On Thu, Feb 22, 2024 at 1:03 AM Pierre <[email protected]> wrote:
>
> Le 21/02/2024 à 19:55, Larry Garfield a écrit :
> > Hello again, fine Internalians.
> >
> > After much on-again/off-again work, Ilija and I are back with a more
> > polished property access hooks/interface properties RFC. It’s 99%
> > unchanged from last summer; the PR is now essentially complete and more
> > robust, and we were able to squish the last remaining edge cases.
> >
> > Baring any major changes, we plan to bring this to a vote in mid-March.
> >
> > https://wiki.php.net/rfc/property-hooks
> >
> > It’s long, but that’s because we’re handling every edge case we could think
> > of. Properties involve dealing with both references and inheritance, both
> > of which have complex implications. We believe we’ve identified the most
> > logical handling for all cases, though.
> >
> > Note the FAQ question at the end, which explains some design choices.
> >
> > There’s one outstanding question, which is slightly painful to ask:
> > Originally, this RFC was called “property accessors,” which is the
> > terminology used by most languages. During early development, when we had
> > 4 accessors like Swift, we changed the name to “hooks” to better indicate
> > that one was “hooking into” the property lifecycle. However, later
> > refinement brought it back down to 2 operations, get and set. That makes
> > the “hooks” name less applicable, and inconsistent with what other
> > languages call it.
> >
> > However, changing it back at this point would be a non-small amount of
> > grunt work. There would be no functional changes from doing so, but it’s
> > lots of renaming things both in the PR and the RFC. We are willing to do so
> > if the consensus is that it would be beneficial, but want to ask before
> > putting in the effort.
> >
> Yes please ! Pass !
>
> I don't have voting rights, but we need this.
>
> Cheers,
>
> Pierre R.
I apologize if this has already been covered:
> There are two shorthand notations supported, beyond the optional argument to
> set.
> First, if a hook's body is a single expression, then the { } and return
> statement may be omitted and replaced with =>, just like with arrow functions.

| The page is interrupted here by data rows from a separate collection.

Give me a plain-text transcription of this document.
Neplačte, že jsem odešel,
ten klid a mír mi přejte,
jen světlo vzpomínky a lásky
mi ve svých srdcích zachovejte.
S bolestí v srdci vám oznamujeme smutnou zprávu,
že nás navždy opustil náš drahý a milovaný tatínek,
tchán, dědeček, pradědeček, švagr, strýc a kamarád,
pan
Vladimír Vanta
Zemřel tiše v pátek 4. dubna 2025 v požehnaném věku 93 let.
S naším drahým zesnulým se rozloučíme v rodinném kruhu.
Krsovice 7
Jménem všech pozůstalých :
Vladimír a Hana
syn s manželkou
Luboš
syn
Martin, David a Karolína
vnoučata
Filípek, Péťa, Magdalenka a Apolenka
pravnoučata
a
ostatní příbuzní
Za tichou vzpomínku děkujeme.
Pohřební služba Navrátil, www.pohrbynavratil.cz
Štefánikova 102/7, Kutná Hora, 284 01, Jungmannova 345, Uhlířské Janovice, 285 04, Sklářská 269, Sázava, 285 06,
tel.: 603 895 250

Does => do any special auto-capturing of variables like arrow
functions or is it just a shorthand? Also, is this a meaningful
shorthand to the example a little further down:
public string $phone {
set = $this->sanitizePhone(...);
}
or do we always have to write it out?
public string $phone {
set => $field = $this->sanitizePhone($value);
}
Would __PROPERTY__ be set inside sanitizePhone() as well?
You mention several ways values are displayed (whether or not they use
the get-hook), but what does the default implementation of
`__debugInfo()` look like now (or is that out of scope or a silly
question?)
For attributes, it would be nice to be able to target hooks
specifically with attributes instead of also all methods (e.g., a
Attribute::TARGET_GET_HOOK const). For example, if I were writing a
serialization library, I may want to specify #[UseRawValue] only on
getters to ensure that only the raw value is serialized instead of the
getter (which may be specific to the application logic, or
#[GetFromMethod] to tell the serialization library to get the value
from a completely different method. It wouldn't make sense to target
just any method with that attribute.